The Study: Marshmallow Study (I chose this article because it is simple, but I also really liked the money saving, delayed gratification piggy bank! There's a link...)

Essentially, there was a study done on small children where the children were placed one at a time in a room with a marshmallow and were told by an adult that if they didn't eat the marshmallow, when the adult returned in 10 minutes, they would receive another marshmallow to eat (so two marshmallows total). I guess some kids didn't even make it through the directions before they were shoving their faces with marshmallowly goodness. Others occupied the 10 minute duration by singing to the marshmallow, licking the bottom and setting it back down, talking to it, and some, well, some just ate it.

Some time after the study, the conductors of the study did a couple of follow up sessions and discovered consistent results among the participants.
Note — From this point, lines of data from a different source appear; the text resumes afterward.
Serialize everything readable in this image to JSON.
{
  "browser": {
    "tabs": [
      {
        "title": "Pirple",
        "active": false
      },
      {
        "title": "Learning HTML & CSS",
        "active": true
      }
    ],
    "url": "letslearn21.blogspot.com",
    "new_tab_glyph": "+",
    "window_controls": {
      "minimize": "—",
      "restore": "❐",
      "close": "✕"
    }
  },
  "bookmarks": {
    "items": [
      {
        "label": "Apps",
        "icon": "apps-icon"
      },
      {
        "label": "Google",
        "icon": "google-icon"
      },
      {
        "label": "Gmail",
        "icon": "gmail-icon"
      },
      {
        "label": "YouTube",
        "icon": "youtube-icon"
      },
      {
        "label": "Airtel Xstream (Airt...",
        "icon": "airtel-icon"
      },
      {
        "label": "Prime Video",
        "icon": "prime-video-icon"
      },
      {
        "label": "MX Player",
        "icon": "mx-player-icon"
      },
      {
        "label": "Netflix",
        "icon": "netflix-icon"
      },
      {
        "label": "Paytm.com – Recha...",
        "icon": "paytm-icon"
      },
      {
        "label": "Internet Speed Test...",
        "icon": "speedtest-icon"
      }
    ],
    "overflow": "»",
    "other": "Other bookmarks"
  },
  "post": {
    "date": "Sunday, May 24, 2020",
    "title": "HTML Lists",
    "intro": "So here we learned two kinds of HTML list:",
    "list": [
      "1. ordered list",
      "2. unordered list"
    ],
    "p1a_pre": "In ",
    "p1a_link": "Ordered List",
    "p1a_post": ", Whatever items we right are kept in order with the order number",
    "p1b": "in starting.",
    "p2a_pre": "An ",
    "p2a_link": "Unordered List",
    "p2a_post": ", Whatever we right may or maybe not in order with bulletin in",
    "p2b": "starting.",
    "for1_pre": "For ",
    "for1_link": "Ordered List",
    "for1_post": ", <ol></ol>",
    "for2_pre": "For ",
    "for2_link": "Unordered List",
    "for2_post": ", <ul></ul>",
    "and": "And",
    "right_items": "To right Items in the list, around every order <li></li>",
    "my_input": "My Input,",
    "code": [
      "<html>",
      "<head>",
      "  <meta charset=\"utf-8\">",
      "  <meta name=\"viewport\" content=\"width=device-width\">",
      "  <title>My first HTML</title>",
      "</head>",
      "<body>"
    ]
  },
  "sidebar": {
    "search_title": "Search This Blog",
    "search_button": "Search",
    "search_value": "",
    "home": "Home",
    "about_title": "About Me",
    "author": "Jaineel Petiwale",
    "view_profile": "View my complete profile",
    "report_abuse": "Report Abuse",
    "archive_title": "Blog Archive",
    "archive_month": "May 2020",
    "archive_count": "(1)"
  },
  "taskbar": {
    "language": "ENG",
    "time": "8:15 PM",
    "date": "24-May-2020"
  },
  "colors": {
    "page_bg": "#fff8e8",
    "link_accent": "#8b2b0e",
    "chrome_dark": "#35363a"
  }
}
The ones who ate the marshmallow (the instant gratification kids) had troubled lives, which usually meant divorce, jail time, lower income, etc. The ones who waited (the delayed gratification kids) had consistently better lives, which meant anything from higher education to longer marriages.

So with that said, I kept wondering when the speaker was telling this story, what my own child would do. I mean, she is half me (waits to spend a gift card until I am really, really sure I want something and waits 24 hours before making any major purchases when I see something I want) and half of my husband (can't stand the thought of a gift card burning a hole in his pocket). So I went home that night and decided to see how my daughter reacted to a mini-test. I didn't have marshmallows and she doesn't really like them anyway, so I used Cadbury Mini-eggs instead. Before I could even explain the directions, my just-home-from-gymnastics and wired little girl gobbled the egg up in one gulp! So then I thought "Well, that's okay, she didn't hear the directions and wasn't paying attention when I handed it to her" so I tried again. I set the egg on the table and explained the directions thoroughly to her. I set the timer and decided to start dinner. Two minutes later she had walked away, so I looked over to see how the egg was doing. It was still there, but it had giant chunks of chocolate taken out if it (keep in mind this is an egg smaller than a quarter). The sweet pastel coating had been licked and the faint blue color was all over the kitchen table. Two minutes after that, I looked over to see my daughter with her tongue stuck out as far as it could reach, slowly approaching the top of the egg. That is when I finally gave in and told her to take the egg. I figured out that she was set up to fail and that this wasn't the most scientific of experiments. She was hyper and tired. She was hungry and loves chocolate. Most importantly, she was my own child, so that alone means she wasn't going to do what I said. I think if I had to redo this, I would use another adult to explain the directions and I would choose a location that was more conducive to conducting egg experiments. Oh well! Anyway, it provided a bit of a laugh for our family and my daughter got some chocolate before dinner, so she was happy.

I did realize the importance of teaching delayed gratification to my daughter since she is definitely the princess of our family. I mean, when I lecture my husband for giving into her he says "...but she's cute!" So I think I definitely have my work cut out for me!